A hive of activity in the Hampshire downlands

A Host of Golden Daffodils

Daffodils

 A Host of Golden Daffodils.

If there is one poem that that we share as a nation then William Wordsworth ‘Daffodils’ must be high on the list. It is such an uplifting poem that begins with that opening line;

‘I wandered lonely as a cloud’

There are moments when we are walking out in nature when we see or hear something that stops us in our tracks. It becomes a moment, like Wordsworth’s daffodils, that stays in the mind and can be replayed at will. The skylarks have taken to the air again and the other day a walk along a field edge was filled with song. With the sun on my back and the song of a handful of skylarks in my ears, it was a moment to bank in my memory.

Daffodils

 

Brief History of Daffodils.

The Romans brought daffodils to the UK and wild clumps of daffodil or narcissus spread across the landscape and have been a joyful part of our Spring time.

The name is derived from the Dutch, ‘affo dyle’ or ‘that which cometh early’. It always seems far too early when we first see the leaves of the daffodil pushing their heads through the frozen earth. There is always the worry that such gentle green sprouts will perish in the icy cold of Winter. However the daffodil is a tough plant and even when covered by snow it survives.

Shakespeare celebrated them as the flower that “comes before the swallow dares” and so for hundreds of years they have furnished us with the sense that Winter is leaving. Wild daffodils were picked from the countryside on the outskirts of London and sold by flower girls. What a lovely sight that must have been on the streets of London. To see the masses of yellow must have brought great cheer to people worn out from the cold dark days of Winter.
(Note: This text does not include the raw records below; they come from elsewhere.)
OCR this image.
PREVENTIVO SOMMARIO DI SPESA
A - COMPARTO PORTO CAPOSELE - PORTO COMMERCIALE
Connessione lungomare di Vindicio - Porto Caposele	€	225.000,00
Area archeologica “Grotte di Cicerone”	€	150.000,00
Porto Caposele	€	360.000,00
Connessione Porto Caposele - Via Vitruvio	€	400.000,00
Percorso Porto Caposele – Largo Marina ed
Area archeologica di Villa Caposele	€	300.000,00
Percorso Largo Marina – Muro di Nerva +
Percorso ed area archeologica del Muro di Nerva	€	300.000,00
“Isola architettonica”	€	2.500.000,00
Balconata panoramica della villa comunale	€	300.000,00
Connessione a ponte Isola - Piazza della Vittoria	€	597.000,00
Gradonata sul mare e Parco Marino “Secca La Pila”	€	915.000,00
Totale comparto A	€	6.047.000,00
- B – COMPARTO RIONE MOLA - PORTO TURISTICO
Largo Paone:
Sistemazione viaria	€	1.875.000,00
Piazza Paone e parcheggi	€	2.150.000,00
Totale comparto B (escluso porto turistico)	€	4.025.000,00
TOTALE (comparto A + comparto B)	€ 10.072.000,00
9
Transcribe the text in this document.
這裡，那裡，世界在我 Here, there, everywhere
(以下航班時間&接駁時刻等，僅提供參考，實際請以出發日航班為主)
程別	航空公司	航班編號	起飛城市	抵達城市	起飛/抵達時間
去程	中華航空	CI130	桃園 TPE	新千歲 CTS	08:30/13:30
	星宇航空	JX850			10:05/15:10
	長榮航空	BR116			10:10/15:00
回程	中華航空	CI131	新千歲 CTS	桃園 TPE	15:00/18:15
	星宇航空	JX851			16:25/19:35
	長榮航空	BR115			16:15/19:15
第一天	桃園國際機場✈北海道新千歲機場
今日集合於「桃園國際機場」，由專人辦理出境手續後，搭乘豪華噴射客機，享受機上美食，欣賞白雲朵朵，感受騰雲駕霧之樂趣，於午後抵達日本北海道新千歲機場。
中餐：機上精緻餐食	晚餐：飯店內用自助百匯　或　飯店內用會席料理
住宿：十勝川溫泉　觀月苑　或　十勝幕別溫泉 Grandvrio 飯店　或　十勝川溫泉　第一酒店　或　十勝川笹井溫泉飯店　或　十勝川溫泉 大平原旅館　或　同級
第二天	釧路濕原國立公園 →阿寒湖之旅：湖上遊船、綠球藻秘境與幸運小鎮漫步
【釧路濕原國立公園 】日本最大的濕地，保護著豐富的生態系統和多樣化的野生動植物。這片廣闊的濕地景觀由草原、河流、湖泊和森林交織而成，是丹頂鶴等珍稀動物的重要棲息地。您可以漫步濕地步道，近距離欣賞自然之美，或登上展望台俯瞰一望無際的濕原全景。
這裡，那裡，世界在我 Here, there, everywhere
The flower spreads and naturalizes very readily which is why Wordsworth’s ‘ten thousand’ caught about the lake and up in the trees is totally plausible.

Daffodils

 

 

Commercial growing of the daffodil.

The Isles of Scilly are bathed in a warmer climate than the rest of the UK. In the late C19th William Trevellick, a potato farmer on the Isles thought there might be a market for the early flowering daffodils that grew wild alongside his potatoes. The flowers put in an appearance from early January. He decided to pick them and gather them in bunches to send to the London markets. Each week the visiting boat would collect them and deliver them to Penzance, from there by train to London. Within 48hrs the blooms were being sold on the London streets, way ahead of the mainland daffodil harvest. Commercial cropping of the daffodil followed and continues to this day

There are now thousands of different cultivars grown at daffodil farms in the south west of England. Our supermarkets tempt us with flowers that bring cheer and uplift us in equal measure. Our roadsides suddenly explode with yellow nodding heads caught up in March winds and certainly ‘dance’ as Wordsworth told us.